AWS Lambda: Retrieving S3 Bucket Folders and Reading Data with Python

Harness the capabilities of AWS Lambda for seamless, event-driven data processing.

Introduction

AWS Lambda, a serverless computing service, provides a scalable and cost-effective way to run code without provisioning or managing servers. In this article, we’ll explore the practical usage of AWS Lambda by focusing on retrieving folders within an S3 bucket and reading data using Python. Whether you’re a seasoned AWS user or just starting, this guide will help you harness the capabilities of AWS Lambda for seamless, event-driven data processing.

Setting the Stage

Before diving into Lambda functions, make sure you have an AWS account and the AWS Command Line Interface (CLI) installed. Additionally, create an S3 bucket with the desired folder structure and data. To ensure smooth execution, grant necessary permissions to your Lambda function. This article assumes basic familiarity with AWS services and Python.

Creating an AWS Lambda Function

  1. Granting S3 Listing Permissions:
  • Open the AWS Identity and Access Management (IAM) Console.
  • Create a new IAM policy or edit an existing one, adding the necessary permissions to list objects in the S3 bucket.
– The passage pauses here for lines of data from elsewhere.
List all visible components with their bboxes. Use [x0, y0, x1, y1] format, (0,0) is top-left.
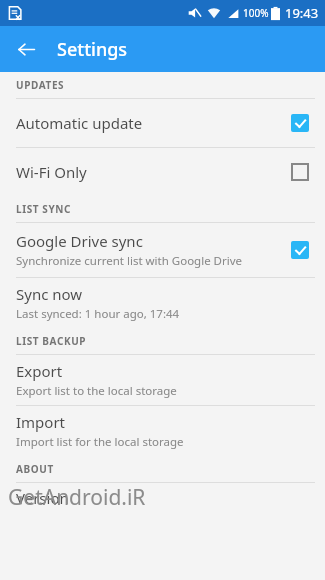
staticText: LIST SYNC: [16, 202, 72, 216]
staticText: Sync now: [16, 284, 83, 304]
staticText: Version: [16, 488, 69, 508]
button[interactable]: Automatic update: [0, 99, 325, 147]
staticText: UPDATES: [16, 78, 65, 92]
button[interactable]: Back: [8, 31, 44, 67]
staticText: Export list to the local storage: [16, 383, 177, 399]
button[interactable]: Google Drive sync: [0, 223, 325, 277]
staticText: Last synced: 1 hour ago, 17:44: [16, 306, 180, 322]
staticText: Import list for the local storage: [16, 434, 184, 450]
staticText: Google Drive sync: [16, 231, 143, 251]
button[interactable]: Import: [0, 406, 325, 456]
staticText: Synchronize current list with Google Dri…: [16, 253, 243, 269]
button[interactable]: Version: [0, 483, 325, 513]
staticText: Export: [16, 361, 63, 381]
staticText: LIST BACKUP: [16, 334, 87, 348]
staticText: Automatic update: [16, 113, 143, 133]
button[interactable]: Sync now: [0, 278, 325, 328]
staticText: Settings: [57, 37, 128, 62]
staticText: ABOUT: [16, 462, 54, 476]
staticText: 100%: [243, 6, 269, 20]
button[interactable]: Wi-Fi Only: [0, 148, 325, 196]
staticText: GetAndroid.iR: [8, 483, 146, 512]
staticText: Import: [16, 412, 66, 432]
button[interactable]: Export: [0, 355, 325, 405]
staticText: Wi-Fi Only: [16, 162, 87, 182]
staticText: 19:43: [285, 4, 319, 22]
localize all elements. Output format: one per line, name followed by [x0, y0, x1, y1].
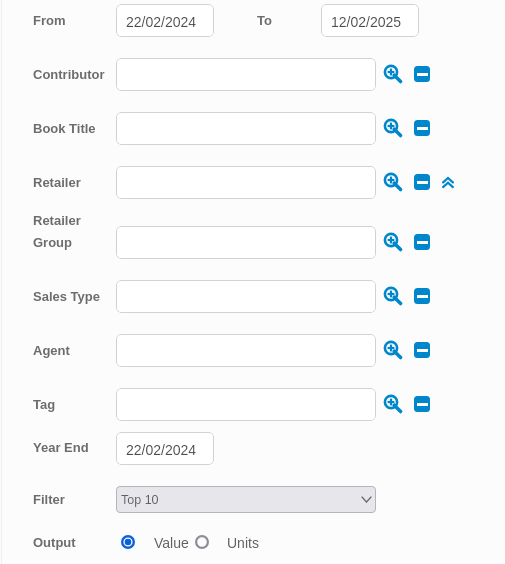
button[interactable]: 22/02/2024 — [116, 432, 214, 465]
staticText: Group — [33, 235, 72, 250]
staticText: From — [33, 13, 66, 28]
button[interactable] — [116, 58, 376, 91]
staticText: Book Title — [33, 121, 96, 136]
staticText: Contributor — [33, 67, 105, 82]
button[interactable]: Search — [379, 389, 405, 415]
staticText: Retailer — [33, 213, 81, 228]
button[interactable]: Search — [379, 227, 405, 253]
staticText: Filter — [33, 492, 65, 507]
button[interactable] — [116, 388, 376, 421]
button[interactable]: Remove — [409, 337, 435, 363]
staticText: Value — [154, 535, 189, 551]
button[interactable]: Search — [379, 59, 405, 85]
button[interactable]: 22/02/2024 — [116, 4, 214, 37]
staticText: 22/02/2024 — [126, 14, 197, 30]
button[interactable]: Remove — [409, 169, 435, 195]
staticText: Retailer — [33, 175, 81, 190]
button[interactable]: Search — [379, 113, 405, 139]
button[interactable] — [116, 166, 376, 199]
button[interactable]: Top 10 — [116, 486, 376, 513]
staticText: Output — [33, 535, 76, 550]
staticText: Top 10 — [121, 493, 159, 507]
button[interactable] — [116, 226, 376, 259]
button[interactable]: 12/02/2025 — [321, 4, 419, 37]
button[interactable]: Remove — [409, 115, 435, 141]
button[interactable]: Collapse — [436, 170, 460, 194]
button[interactable]: Search — [379, 167, 405, 193]
staticText: 12/02/2025 — [331, 14, 402, 30]
button[interactable]: Remove — [409, 229, 435, 255]
staticText: Sales Type — [33, 289, 100, 304]
button[interactable]: Value option — [117, 531, 139, 553]
button[interactable]: Search — [379, 335, 405, 361]
button[interactable]: Search — [379, 281, 405, 307]
button[interactable] — [116, 112, 376, 145]
staticText: To — [257, 13, 272, 28]
staticText: Agent — [33, 343, 70, 358]
button[interactable]: Units option — [191, 531, 213, 553]
button[interactable] — [116, 334, 376, 367]
staticText: Year End — [33, 440, 89, 455]
button[interactable]: Remove — [409, 61, 435, 87]
button[interactable]: Remove — [409, 283, 435, 309]
staticText: 22/02/2024 — [126, 442, 197, 458]
staticText: Tag — [33, 397, 56, 412]
button[interactable] — [116, 280, 376, 313]
staticText: Units — [227, 535, 259, 551]
button[interactable]: Remove — [409, 391, 435, 417]
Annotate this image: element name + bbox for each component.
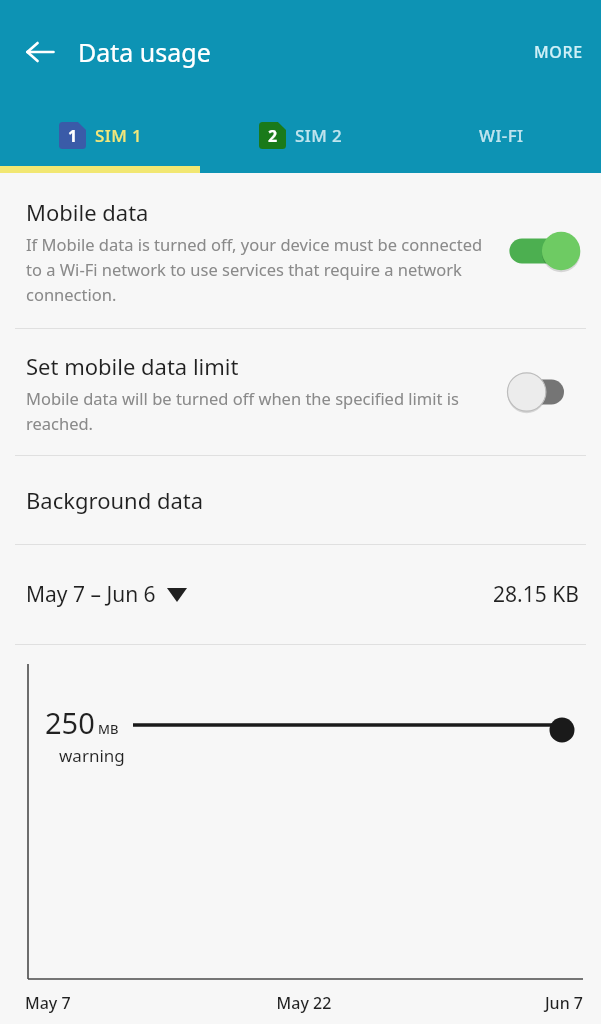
button[interactable]: MORE xyxy=(516,29,601,75)
staticText: May 7 xyxy=(25,992,211,1014)
staticText: 2 xyxy=(268,125,278,147)
staticText: Jun 7 xyxy=(397,992,583,1014)
button[interactable]: 250 xyxy=(0,645,601,1024)
staticText: Data usage xyxy=(78,35,211,69)
staticText: SIM 1 xyxy=(95,124,143,147)
button[interactable]: May 7 – Jun 6 xyxy=(0,545,601,644)
button[interactable]: Mobile data xyxy=(0,173,601,328)
staticText: SIM 2 xyxy=(295,124,343,147)
staticText: 28.15 KB xyxy=(493,580,579,609)
staticText: Set mobile data limit xyxy=(26,351,239,381)
staticText: warning xyxy=(59,744,125,767)
button[interactable]: 2 xyxy=(201,104,401,173)
staticText: If Mobile data is turned off, your devic… xyxy=(26,233,493,305)
staticText: Mobile data xyxy=(26,197,149,227)
button[interactable]: Background data xyxy=(0,456,601,544)
staticText: MB xyxy=(98,720,119,738)
button[interactable]: WI-FI xyxy=(401,104,601,173)
button[interactable]: 1 xyxy=(0,104,201,173)
staticText: 1 xyxy=(68,125,78,147)
staticText: May 22 xyxy=(211,992,397,1014)
button[interactable]: Back xyxy=(14,26,66,78)
staticText: 250 xyxy=(45,703,95,742)
staticText: Background data xyxy=(26,485,204,515)
staticText: Mobile data will be turned off when the … xyxy=(26,387,493,434)
button[interactable]: Set mobile data limit xyxy=(0,329,601,455)
staticText: May 7 – Jun 6 xyxy=(26,580,156,609)
button[interactable]: Mobile data toggle, on xyxy=(505,223,581,279)
staticText: MORE xyxy=(534,41,583,63)
button[interactable]: Set mobile data limit toggle, off xyxy=(505,364,581,420)
staticText: WI-FI xyxy=(479,124,524,147)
For example, you can use the managed policy AmazonS3ReadOnlyAccess.
  • Attach this policy to the IAM role associated with your Lambda function.

Open the AWS Lambda Console:

  • Navigate to the AWS Management Console and choose Lambda.

Create a New Lambda Function:

  • Click on “Create function” and choose “Author from scratch.”
  • Give your function a name, select the runtime as “Python,” and choose the existing role with the required permissions.

Writing Python Code:

  • Scroll down to the Function code section and replace the default code with the following Python script:
import os
import boto3

def lambda_handler(event, context):
    # Extracting bucket and key from the event
    bucket = event[''Records''][0][''s3''][''bucket''][''name'']
    key = event[''Records''][0][''s3''][''object''][''key'']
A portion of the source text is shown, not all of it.